Gold, why did it fall instead of rise during this war?


Geopolitical conflict escalation → Oil prices surge → Inflation expectations heat up → Federal Reserve rate cut expectations cool down → Gold prices decline.
1. Conflict pushes up oil prices
Recently, the Middle East situation has escalated, triggering serious concerns in the market about global energy supply (especially the security of transportation through the Strait of Hormuz). This directly caused international crude oil prices to soar.

2. Oil prices trigger inflation concerns
Crude oil is the "blood" of the modern economy. Rising oil prices quickly transmit to gasoline, transportation, manufacturing, and other sectors, thereby pushing up overall inflation levels. The market has begun to worry about the risk of "re-inflation."

3. Inflation changes Fed expectations
This is the most critical link. Faced with rebounding inflation pressures, the market expects the Federal Reserve to maintain high interest rates for a longer period to curb rising prices. Therefore, the previously widely expected multiple rate cuts within the year have greatly decreased in probability, and some discussions even consider restarting rate hikes.

4. Rate expectations suppress gold prices
Gold itself does not generate any interest. When the market expects interest rates to remain high, the attractiveness of holding assets like dollars and U.S. bonds increases significantly, while the "opportunity cost" of holding gold also rises accordingly. This leads to capital flowing out of the gold market and into assets like the dollar, putting enormous pressure on gold prices.

🔄 Other factors exacerbating the decline

In addition to the core logic above, several factors have jointly led to the rapid fall in gold prices:

* "Buy the rumor, sell the fact": Before the conflict fully escalated, gold prices had already experienced a significant rally, partially digesting geopolitical risks in advance. When the conflict actually occurred, profit-taking investors chose to sell gold and lock in gains, triggering a sell-off.
* Liquidity squeeze: During intense volatility in global markets, many investors and institutions face margin calls.
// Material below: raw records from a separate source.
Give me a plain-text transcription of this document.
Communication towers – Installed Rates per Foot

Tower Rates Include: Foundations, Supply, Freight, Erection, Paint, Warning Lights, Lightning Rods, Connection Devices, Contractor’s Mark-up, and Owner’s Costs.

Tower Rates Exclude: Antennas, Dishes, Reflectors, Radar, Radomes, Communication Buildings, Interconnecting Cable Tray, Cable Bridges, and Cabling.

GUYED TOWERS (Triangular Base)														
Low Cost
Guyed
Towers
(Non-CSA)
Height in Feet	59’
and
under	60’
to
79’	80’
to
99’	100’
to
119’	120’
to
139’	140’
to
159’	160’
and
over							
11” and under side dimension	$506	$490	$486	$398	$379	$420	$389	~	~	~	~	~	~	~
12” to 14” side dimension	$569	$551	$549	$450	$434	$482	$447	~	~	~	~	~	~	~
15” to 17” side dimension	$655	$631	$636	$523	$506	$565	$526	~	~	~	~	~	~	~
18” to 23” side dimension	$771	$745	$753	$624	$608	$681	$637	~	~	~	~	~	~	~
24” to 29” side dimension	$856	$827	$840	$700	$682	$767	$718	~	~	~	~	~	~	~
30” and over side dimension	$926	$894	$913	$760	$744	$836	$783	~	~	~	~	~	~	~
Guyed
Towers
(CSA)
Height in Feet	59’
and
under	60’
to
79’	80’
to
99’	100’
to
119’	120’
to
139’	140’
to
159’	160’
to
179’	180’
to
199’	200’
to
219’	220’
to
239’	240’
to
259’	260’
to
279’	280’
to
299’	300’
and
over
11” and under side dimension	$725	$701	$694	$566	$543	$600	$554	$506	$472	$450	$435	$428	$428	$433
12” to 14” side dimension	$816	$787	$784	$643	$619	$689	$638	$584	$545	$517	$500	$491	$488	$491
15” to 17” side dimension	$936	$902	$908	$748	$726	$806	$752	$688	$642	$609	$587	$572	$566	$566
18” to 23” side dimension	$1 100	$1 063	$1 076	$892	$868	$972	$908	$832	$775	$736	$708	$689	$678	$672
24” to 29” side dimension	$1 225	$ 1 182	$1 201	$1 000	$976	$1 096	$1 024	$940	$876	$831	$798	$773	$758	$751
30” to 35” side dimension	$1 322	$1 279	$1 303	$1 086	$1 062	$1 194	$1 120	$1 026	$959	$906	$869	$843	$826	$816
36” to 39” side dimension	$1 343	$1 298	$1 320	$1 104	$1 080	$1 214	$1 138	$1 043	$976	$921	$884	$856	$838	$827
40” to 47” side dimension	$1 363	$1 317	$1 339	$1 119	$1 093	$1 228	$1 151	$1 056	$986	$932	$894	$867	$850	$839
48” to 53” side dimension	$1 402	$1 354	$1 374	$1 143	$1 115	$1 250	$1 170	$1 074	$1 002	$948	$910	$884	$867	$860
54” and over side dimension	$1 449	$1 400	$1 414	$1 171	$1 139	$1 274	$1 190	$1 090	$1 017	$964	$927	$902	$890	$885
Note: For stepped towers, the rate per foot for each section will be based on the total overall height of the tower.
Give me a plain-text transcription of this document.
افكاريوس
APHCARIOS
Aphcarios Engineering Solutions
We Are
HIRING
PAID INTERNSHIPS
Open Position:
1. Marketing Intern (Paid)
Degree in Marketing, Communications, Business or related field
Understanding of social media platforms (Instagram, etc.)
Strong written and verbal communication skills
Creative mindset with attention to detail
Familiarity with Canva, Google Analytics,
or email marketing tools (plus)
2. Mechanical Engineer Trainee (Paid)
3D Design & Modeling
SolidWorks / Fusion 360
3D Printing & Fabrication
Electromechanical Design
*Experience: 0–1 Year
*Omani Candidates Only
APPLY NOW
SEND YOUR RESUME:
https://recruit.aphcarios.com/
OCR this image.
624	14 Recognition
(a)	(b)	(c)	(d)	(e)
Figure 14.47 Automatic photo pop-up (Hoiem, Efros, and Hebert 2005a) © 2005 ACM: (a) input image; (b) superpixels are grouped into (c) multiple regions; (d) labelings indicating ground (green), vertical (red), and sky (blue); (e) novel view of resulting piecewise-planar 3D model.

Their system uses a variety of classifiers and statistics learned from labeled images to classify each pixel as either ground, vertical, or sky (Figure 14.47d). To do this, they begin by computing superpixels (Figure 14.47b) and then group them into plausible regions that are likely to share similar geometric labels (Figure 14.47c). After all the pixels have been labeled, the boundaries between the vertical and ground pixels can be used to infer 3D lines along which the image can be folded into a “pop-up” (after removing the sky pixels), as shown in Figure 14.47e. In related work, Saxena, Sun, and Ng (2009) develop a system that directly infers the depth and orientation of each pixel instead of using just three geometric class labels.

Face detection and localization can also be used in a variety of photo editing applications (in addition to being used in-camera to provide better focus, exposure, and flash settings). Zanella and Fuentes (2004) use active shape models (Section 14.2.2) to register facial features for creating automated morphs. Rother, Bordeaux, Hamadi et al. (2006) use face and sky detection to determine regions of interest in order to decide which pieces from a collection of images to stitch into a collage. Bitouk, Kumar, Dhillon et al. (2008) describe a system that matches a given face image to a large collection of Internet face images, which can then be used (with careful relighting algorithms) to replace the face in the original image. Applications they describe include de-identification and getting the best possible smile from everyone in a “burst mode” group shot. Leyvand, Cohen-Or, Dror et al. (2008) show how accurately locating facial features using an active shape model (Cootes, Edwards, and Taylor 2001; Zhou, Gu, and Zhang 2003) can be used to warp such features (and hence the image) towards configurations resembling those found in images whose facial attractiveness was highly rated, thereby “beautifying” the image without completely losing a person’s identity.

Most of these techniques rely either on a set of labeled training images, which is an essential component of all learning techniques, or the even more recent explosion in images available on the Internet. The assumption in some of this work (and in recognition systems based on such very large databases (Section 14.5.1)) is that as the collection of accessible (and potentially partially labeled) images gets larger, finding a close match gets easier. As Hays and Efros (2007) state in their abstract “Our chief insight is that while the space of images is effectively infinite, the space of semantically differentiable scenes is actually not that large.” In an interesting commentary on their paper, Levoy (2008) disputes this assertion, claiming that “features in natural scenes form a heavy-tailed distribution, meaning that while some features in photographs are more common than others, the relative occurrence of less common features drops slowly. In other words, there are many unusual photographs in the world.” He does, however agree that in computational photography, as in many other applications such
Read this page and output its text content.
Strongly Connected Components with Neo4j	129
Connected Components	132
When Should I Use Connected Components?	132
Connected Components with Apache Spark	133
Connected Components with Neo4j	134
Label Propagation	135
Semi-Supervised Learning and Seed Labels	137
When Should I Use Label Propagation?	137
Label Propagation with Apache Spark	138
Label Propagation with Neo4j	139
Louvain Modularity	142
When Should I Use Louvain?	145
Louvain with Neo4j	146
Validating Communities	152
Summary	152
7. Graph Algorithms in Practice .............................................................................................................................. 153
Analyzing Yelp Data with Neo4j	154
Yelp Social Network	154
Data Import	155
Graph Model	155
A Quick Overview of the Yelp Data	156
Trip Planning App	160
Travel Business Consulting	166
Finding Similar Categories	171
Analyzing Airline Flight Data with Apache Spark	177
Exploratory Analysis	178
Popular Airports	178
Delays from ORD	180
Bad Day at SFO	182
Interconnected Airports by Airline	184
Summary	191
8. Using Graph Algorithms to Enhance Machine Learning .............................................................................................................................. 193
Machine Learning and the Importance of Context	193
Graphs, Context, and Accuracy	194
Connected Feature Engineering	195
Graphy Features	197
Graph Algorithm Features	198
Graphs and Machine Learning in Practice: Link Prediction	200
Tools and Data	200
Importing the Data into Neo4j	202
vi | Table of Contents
Because gold has high liquidity, it became a preferred asset to sell first to raise cash (USD) to cover losses elsewhere.
* New safe-haven options: Some safe-haven funds flowed into the dollar, Bitcoin, or certain AI tech stocks with lower geopolitical ties, to some extent diverting funds that might have otherwise entered the gold market.

In summary, this decline in gold is not because its safe-haven attribute has completely disappeared, but rather because, under the macro narrative of "high inflation-high interest rates," its financial attributes are temporarily suppressed. The market is prioritizing trading the "inflation consequences brought by conflict" rather than the "risks of conflict itself."